I am multi-tasking on this post: watching the Bake Off, whilst blogging and getting some wedding photos ready to go on Facebook… So, crisp bakes. Yum! I’m liking the sound of Danny’s Moroccan crisp bakes. But oh dear, Kathryn doesn’t have a good start to the week, they look very dark.

Oooh, tea cakes, lovely. But in that heat, not great baking weather… That heat must be punishing! And I do wonder if Kathryn’s decision not to chill is going to be an issue… And it was…

Up next, gingerbread ‘structures’. DON’T make a house as Paul will smash it! Some of these structures look very impressive… on paper… Let’s see what happens when they need to be constructed!

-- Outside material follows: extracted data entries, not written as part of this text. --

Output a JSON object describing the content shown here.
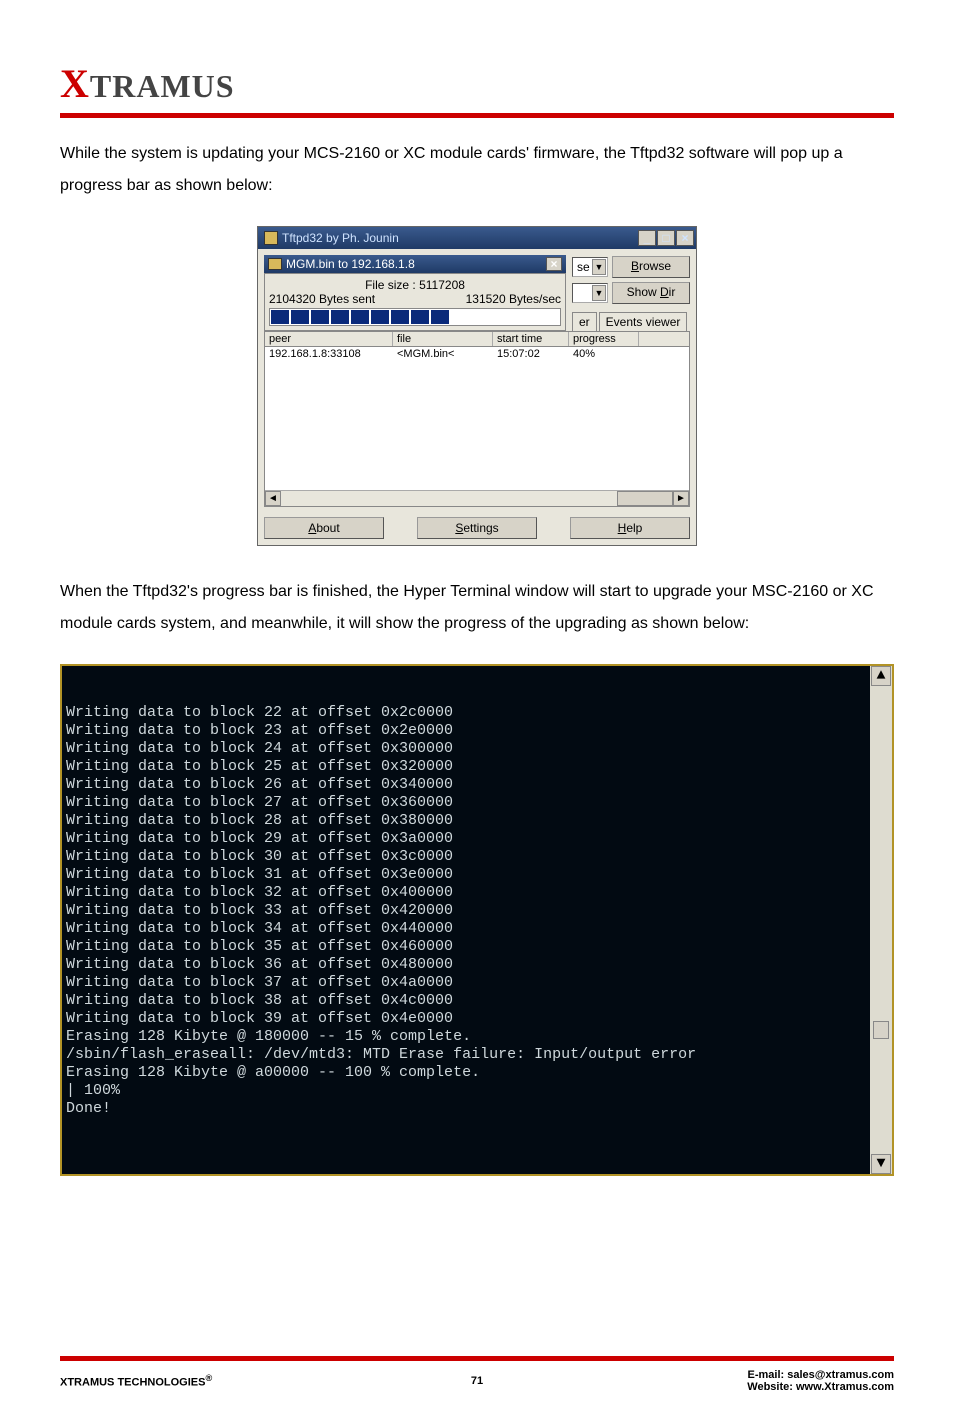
{
  "logo_prefix": "X",
  "logo_rest": "TRAMUS",
  "intro1": "While the system is updating your MCS-2160 or XC module cards' firmware, the Tftpd32 software will pop up a progress bar as shown below:",
  "tftpd": {
    "title": "Tftpd32 by Ph. Jounin",
    "dl_title": "MGM.bin to 192.168.1.8",
    "filesize": "File size : 5117208",
    "bytes_sent": "2104320 Bytes sent",
    "rate": "131520 Bytes/sec",
    "sel1": "se",
    "browse": "Browse",
    "showdir": "Show Dir",
    "tab_er": "er",
    "tab_events": "Events viewer",
    "hdr_peer": "peer",
    "hdr_file": "file",
    "hdr_start": "start time",
    "hdr_prog": "progress",
    "row_peer": "192.168.1.8:33108",
    "row_file": "<MGM.bin<",
    "row_start": "15:07:02",
    "row_prog": "40%",
    "about": "About",
    "settings": "Settings",
    "help": "Help"
  },
  "intro2": "When the Tftpd32's progress bar is finished, the Hyper Terminal window will start to upgrade your MSC-2160 or XC module cards system, and meanwhile, it will show the progress of the upgrading as shown below:",
  "terminal_lines": [
    "Writing data to block 22 at offset 0x2c0000",
    "Writing data to block 23 at offset 0x2e0000",
    "Writing data to block 24 at offset 0x300000",
    "Writing data to block 25 at offset 0x320000",
    "Writing data to block 26 at offset 0x340000",
    "Writing data to block 27 at offset 0x360000",
    "Writing data to block 28 at offset 0x380000",
    "Writing data to block 29 at offset 0x3a0000",
    "Writing data to block 30 at offset 0x3c0000",
    "Writing data to block 31 at offset 0x3e0000",
    "Writing data to block 32 at offset 0x400000",
    "Writing data to block 33 at offset 0x420000",
    "Writing data to block 34 at offset 0x440000",
    "Writing data to block 35 at offset 0x460000",
    "Writing data to block 36 at offset 0x480000",
    "Writing data to block 37 at offset 0x4a0000",
    "Writing data to block 38 at offset 0x4c0000",
    "Writing data to block 39 at offset 0x4e0000",
    "Erasing 128 Kibyte @ 180000 -- 15 % complete.",
    "/sbin/flash_eraseall: /dev/mtd3: MTD Erase failure: Input/output error",
    "Erasing 128 Kibyte @ a00000 -- 100 % complete.",
    "| 100%",
    "Done!"
  ],
  "footer": {
    "left_name": "XTRAMUS TECHNOLOGIES",
    "left_reg": "®",
    "page": "71",
    "email_label": "E-mail: ",
    "email": "sales@xtramus.com",
    "web_label": "Website:  ",
    "web": "www.Xtramus.com"
  }
}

Interesting to hear about the history of gingerbread. In Holland, you get speculaas, which is very similar. Actually, now it’s autumn I will just have to make some. I have little molds as well to make the biscuits.

Well, back to the structures, Brendan’s looked amazing! So neat! And well done James for star baker! Go James! I do like James.

Oh, poor Kathryn. I guess we saw this one coming.

The Great British Bake Off – week 7

It’s week 7, with 7 bakers left. And it’s sweet doughs this week. Signature challenge is buns, most bakers seem to fancy the Chelsea bun, or a variety thereof. Now, I’d never been a fan of Chelsea buns, there’s something about the raisins that I just don’t like. Until I went to Fitzbillies in Cambridge earlier this year and had the best Chelsea buns, they were delicious!

This episode is going to be pun-tastic, right? Sue’s already had some terrible ones… But seeing all these buns being made, I want some buns. I’m personally quite partial to a nice cinnamon bun. I wonder if our friends we’ll be going to see this weekend would care for some homemade buns…

Cathryn’s buns look lovely, but did Danny put a glacé cherry on top of her gorgeous Bakewell-type buns? Or is it a normal cherry? If it’s a glacé one, then no no no no no, awful…

So, doughnuts originate in Holland. I did not know that and Mel’s pronunciation of the Dutch word was so bad, I don’t think I could tell what it was. After looking on Wikipedia, I learned that they meant ‘oliekoek‘ or ‘oliebol‘, the latter is a tasty and traditional sweet snack you eat on New Year’s Eve with masses of powdered sugar! I have made many an oliebol in my time, with varied success. It’s so difficult to get them right as you run the risk of them being really greasy or too doughy and undercooked.

Some of these doughnuts are absolutely huge! And I think Sarah-Jane is in trouble…

On to the showstopper. Loaves! Oooooh, I love making enriched dough loaves. Every year, without fail, I make stollen. And that’s probably what I would’ve made if it was me in the kitchen. I have an amazing recipe for a non-marzipan stollen. I love the soft marzipan, but MrFoxybakes hates it. I found a recipe which uses apricots and nuts and then the dough gets mixed with white chocolate, apricots, raisins, currants and nuts. It’s amazing. And Sarah-Janes loaf sounds amazing too; cherry, chocolate and marzipan. Yum! And Brendan, yet again, is King of 70s retro baking.

And two people will be leaving. I wonder who… I think Brendan will win the whole thing, as he’s been baking so well and so consistently. I think Ryan and Sarah-Jane will go. But then again, maybe John.

Yay, for Danny as star baker, makes a change. And I was right, Sarah-Jane and Ryan. Damn, I had Sarah-Jane down as a finalist in the first few weeks, but she’s not been baking great these past weeks.